A database or a QlikView app can consist of thousands or millions of records that each contains a small piece of information. A Measure is simply a calculation that can be made over multiple records in this data set. The calculation always returns one single value that summarizes all relevant records. This type of calculation is called an aggregation. There are several aggregation functions: Sum(), Count(), Min(), Max(), etc.
Each record contains a sales number. Then Sum(Sales) is a relevant measure that calculates the total sales value.
Each record represents an order and “OrderID” is the key. Then Count(OrderID) is a relevant measure that calculates the number of orders.
A Measure can be used almost anywhere in QlikView: In charts, in text boxes, as label for objects, in gauges, etc. Typical measures are all KPI:s, Revenue, Number of orders, Performance, Cost, Quantity, Gross Margin, etc.
Once again: A Measure is always based on an aggregation. Always!
Contrary to Measures, dimensions are descriptive attributes – typically textual fields or discrete numbers. A dimension is always an array of distinct values and the measure will be calculated once per element in the array.
The field “Customer” is used as dimension. The individual customers will then be listed and the measure will be calculated once per customer.
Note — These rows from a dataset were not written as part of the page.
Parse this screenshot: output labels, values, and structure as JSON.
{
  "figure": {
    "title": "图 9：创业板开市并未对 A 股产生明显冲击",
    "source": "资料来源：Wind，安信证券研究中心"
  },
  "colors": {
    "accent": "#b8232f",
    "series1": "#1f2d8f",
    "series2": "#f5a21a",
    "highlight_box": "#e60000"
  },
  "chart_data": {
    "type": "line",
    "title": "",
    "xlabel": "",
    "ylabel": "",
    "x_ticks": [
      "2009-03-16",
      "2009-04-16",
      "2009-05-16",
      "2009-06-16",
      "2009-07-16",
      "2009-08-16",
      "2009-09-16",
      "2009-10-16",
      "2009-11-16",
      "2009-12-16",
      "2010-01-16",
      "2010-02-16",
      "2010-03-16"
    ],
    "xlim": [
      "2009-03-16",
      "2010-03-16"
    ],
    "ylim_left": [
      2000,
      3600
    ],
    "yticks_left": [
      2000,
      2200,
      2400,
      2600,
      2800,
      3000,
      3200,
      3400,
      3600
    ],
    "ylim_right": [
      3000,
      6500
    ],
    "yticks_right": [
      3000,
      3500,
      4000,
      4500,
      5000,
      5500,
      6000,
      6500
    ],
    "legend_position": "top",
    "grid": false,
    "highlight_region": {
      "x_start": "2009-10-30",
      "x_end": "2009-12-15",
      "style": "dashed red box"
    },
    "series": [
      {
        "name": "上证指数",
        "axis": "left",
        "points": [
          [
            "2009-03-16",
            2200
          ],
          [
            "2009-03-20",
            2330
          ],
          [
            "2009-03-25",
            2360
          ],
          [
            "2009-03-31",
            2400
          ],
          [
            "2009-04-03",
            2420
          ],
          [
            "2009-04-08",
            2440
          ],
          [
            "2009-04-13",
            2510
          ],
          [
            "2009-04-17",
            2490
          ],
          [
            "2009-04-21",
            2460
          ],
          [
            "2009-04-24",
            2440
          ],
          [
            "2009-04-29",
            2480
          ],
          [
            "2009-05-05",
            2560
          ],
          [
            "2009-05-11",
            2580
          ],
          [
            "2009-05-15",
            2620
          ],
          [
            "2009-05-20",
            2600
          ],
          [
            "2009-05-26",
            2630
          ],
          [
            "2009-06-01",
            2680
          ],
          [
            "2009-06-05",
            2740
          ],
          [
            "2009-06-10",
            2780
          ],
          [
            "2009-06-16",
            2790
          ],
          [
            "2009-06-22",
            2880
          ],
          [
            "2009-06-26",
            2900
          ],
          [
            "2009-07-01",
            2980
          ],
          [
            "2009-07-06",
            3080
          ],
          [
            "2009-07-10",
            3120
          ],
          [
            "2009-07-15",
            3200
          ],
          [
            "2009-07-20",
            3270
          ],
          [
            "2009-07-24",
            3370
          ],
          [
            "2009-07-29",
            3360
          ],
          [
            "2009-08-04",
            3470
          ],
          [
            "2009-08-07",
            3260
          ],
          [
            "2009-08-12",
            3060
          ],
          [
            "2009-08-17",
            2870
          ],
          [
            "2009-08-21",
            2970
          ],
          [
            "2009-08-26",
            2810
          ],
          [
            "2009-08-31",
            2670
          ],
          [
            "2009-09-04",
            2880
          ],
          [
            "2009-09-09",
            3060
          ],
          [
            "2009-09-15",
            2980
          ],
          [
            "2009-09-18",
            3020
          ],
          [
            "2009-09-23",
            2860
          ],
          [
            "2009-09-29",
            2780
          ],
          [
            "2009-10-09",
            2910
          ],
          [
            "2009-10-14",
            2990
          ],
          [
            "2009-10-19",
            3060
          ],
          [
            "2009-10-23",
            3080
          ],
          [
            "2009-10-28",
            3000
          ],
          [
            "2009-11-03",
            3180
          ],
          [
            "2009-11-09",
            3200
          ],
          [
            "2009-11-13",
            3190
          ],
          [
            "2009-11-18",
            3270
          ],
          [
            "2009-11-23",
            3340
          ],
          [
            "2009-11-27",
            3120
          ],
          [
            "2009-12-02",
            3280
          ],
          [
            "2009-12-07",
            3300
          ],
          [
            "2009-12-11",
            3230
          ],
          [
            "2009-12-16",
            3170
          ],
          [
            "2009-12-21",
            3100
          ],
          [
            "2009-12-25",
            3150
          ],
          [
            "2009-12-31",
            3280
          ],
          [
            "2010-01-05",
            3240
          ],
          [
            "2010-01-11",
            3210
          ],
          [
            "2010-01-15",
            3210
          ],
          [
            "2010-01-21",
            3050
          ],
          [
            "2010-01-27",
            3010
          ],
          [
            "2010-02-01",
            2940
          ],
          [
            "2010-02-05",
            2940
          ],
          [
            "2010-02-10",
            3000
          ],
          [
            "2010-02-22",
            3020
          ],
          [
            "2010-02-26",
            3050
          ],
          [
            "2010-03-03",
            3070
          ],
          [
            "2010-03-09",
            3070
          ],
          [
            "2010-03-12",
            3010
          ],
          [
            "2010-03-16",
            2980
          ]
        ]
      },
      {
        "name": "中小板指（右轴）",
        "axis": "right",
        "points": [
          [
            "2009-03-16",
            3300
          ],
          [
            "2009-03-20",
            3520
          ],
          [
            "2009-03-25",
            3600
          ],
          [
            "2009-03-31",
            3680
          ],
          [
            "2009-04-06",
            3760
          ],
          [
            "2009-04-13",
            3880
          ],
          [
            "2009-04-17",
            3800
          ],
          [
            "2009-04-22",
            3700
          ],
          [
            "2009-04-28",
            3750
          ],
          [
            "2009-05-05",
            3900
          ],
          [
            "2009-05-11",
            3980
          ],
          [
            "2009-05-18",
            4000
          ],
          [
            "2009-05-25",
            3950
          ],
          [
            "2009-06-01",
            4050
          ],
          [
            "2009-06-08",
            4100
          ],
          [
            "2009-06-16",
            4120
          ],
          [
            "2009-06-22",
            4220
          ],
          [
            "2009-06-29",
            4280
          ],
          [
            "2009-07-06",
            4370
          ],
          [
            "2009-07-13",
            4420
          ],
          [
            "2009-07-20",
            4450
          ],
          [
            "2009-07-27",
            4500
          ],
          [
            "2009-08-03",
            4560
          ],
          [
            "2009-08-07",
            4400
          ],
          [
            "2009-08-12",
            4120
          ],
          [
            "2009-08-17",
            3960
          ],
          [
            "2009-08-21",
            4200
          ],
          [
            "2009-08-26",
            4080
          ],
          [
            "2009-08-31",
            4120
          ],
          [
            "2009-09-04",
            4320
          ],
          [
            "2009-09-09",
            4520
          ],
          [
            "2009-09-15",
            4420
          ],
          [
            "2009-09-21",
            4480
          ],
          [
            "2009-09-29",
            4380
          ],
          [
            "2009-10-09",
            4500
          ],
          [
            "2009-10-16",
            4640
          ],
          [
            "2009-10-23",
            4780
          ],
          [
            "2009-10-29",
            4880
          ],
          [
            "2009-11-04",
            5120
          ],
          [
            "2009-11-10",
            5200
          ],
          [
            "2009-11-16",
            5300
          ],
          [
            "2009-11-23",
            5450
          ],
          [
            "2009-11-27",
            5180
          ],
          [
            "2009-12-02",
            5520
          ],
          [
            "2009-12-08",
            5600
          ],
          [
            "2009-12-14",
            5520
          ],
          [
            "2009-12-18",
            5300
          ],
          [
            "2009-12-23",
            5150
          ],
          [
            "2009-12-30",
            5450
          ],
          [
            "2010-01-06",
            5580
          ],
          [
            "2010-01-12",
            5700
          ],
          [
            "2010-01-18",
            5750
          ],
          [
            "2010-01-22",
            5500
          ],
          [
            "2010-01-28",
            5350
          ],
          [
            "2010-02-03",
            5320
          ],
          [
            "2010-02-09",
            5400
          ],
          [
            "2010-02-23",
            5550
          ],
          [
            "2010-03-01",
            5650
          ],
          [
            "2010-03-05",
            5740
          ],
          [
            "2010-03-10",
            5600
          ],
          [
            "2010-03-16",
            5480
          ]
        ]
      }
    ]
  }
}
Typical dimensions are Customer, Product, Location, Supplier, Activity, Time, Color, Size, etc.
Like a For-Next loop
You can regard a chart like a For-Next loop: The Dimension is the loop variable; the calculations will be made once per dimensional value. So the Dimension determines how many rows/bars/points/slices the chart will have. The Measure is what is calculated in each loop.
If you have two or three dimensions in a chart, the dimensional values no longer form an array, but instead a matrix or a cube, where the measures are calculated once per cell in the cube.
You can also compare a chart with an SQL SELECT statement. The GROUP BY symbols are the dimensions and the aggregations are the Measures.
With this, I hope that the difference between Dimensions and Measures is a little clearer.